Saying “no” at work is hard. You know the reasons it’s important to say no, but you want to feel like a team player, or your boss asked you, or just want people to like you. So you say yes – and you keep saying yes and now you’re overworked and not able to concentrate of what really matters. There is a lot of good behind a “yes,” of course. But too much yes when other people ask tends to translate into not enough time for your work or yourself. In his book, Give and Take, Adam Grant points out that “high achievers tend to be Givers.” However, he says, not all Givers are successful. Givers tend to be concentrated at the high end – and the low end. Saying yes to everything that comes your way is neither possible nor desirable; on the low end of success are the givers who forget to attend to their own self-interest. So what should you say yes to in order to make sure that everyone gets to most from it? How can you give “well”?

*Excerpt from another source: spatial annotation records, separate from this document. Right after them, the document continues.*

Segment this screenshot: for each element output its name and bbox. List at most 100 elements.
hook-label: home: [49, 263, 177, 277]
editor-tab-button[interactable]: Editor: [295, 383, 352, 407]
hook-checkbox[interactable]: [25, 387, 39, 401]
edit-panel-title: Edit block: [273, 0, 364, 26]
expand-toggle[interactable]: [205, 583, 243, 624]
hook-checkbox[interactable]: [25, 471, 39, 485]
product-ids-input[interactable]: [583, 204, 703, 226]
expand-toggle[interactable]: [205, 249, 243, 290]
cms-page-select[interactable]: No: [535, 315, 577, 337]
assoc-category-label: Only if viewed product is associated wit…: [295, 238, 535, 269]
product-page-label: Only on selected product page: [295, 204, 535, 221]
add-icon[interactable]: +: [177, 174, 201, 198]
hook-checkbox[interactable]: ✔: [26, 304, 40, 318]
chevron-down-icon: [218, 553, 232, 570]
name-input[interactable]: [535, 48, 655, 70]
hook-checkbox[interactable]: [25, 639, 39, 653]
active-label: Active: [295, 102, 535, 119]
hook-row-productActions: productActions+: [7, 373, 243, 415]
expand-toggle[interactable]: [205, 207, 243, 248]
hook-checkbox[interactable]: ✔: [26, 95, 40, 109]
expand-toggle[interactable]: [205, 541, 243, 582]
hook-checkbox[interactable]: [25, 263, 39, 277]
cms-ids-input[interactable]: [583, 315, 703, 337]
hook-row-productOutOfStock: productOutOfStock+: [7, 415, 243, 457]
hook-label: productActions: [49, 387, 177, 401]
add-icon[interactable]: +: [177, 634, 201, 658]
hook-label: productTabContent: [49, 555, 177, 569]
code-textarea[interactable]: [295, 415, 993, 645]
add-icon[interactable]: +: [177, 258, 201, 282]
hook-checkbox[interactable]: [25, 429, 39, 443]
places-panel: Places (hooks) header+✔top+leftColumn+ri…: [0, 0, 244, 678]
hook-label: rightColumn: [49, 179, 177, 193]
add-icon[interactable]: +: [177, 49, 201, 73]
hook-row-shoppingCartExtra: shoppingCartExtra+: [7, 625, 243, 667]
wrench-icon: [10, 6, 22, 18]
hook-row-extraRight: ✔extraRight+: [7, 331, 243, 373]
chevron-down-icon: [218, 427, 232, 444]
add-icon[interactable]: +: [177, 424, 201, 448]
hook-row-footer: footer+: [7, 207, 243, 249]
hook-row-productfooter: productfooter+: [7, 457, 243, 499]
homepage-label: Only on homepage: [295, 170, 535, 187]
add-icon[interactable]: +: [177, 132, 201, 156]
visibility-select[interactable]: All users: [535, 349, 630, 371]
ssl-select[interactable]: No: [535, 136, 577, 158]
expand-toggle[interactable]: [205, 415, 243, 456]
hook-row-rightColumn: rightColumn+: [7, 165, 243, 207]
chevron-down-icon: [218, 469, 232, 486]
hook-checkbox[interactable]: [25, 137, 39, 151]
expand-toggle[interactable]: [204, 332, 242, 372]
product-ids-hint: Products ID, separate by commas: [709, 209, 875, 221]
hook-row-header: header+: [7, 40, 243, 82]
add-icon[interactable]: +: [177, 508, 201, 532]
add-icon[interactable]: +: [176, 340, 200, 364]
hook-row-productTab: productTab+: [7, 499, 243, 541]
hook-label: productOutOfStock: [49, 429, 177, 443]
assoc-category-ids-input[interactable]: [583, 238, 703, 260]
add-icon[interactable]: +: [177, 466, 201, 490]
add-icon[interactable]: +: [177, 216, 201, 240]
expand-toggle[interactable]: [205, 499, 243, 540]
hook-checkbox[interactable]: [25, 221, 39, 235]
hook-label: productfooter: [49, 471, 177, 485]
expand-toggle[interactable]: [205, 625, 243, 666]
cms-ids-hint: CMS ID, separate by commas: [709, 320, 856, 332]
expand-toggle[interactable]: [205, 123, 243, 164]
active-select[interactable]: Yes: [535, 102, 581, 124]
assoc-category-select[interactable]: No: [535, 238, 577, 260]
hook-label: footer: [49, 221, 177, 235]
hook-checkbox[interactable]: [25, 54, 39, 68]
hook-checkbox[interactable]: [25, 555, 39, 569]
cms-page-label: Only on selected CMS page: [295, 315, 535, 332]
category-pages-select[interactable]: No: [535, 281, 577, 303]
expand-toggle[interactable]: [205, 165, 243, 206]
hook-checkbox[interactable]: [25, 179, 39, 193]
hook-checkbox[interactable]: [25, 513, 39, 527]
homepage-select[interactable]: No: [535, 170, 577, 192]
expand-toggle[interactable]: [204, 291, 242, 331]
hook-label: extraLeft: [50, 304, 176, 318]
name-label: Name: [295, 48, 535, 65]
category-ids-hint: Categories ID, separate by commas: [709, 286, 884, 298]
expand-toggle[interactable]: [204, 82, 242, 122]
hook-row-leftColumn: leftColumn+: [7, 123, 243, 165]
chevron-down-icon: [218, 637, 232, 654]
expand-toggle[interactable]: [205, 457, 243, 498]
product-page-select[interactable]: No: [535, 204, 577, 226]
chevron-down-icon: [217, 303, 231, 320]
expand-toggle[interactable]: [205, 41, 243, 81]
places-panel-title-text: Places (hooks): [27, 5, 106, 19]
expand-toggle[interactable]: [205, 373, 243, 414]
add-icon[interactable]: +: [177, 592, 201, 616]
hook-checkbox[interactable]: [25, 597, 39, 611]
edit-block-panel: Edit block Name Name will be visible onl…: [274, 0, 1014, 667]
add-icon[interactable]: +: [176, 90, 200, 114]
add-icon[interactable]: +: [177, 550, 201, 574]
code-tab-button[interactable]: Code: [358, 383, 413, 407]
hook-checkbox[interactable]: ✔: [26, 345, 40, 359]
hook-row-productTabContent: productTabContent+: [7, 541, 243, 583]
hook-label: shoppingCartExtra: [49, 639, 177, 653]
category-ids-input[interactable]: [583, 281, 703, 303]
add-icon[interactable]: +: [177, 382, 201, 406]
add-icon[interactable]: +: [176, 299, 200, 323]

First, specialize. Choose the things you’ll say yes to when people ask – things you stand out at or things you particularly enjoy. By having ‘specialties,’ you’ll find people will start coming to you more for those things and less for random tasks. Second, try to consolidate your giving into a chunk of time that really helps someone else and is less disruptive to you. So rather than getting up every 25 minutes “just take a look at this part of the report” as the person writes it, tell your co-worker you’ll put aside two hours when he’s finished so that you can review it all at once. Thirdly, say yes in ways that “reinforce your vital relationships.” These relationships are defined by you. They’re the ones that give you exposure to things you want to explore and help advance your career as well as your self. Vital relationships aren’t about quid pro quo, so don’t say yes with a checklist of things you’ll get for it.
Saying yes strategically means that people will start coming to you less often for tasks outside of that realm. Nonetheless, there will still be times you have to say no. You’ve made a list of your “yes” specialties; make a list of the nos. A lawyer I know says yes when asked to help with editing and drafting briefs, but always says no when asked to help with research. It’s not her strength and takes her a long time to accomplish very little. If you’re nervous about saying no, have a stock answer. Keep it short and try not to email it; tone in email is easily misconstrued. So use the phone or drop by the person’s office.
There’s one time that the rules of yes and no don’t apply as readily – when your supervisor asks you to do something. If you’re swamped and really want to or need to say no, ask to sit down with him and “illuminate your constraint.” Go through your list of projects and tasks and ask your supervisor how you should handle the additional work and how you should re-arrange your priorities during the project. It may not always get you out of the work (nor should it) but doing this should help keep your workload manageable.
Learn to say yes better and you’ll find that no is not only easier, but less necessary.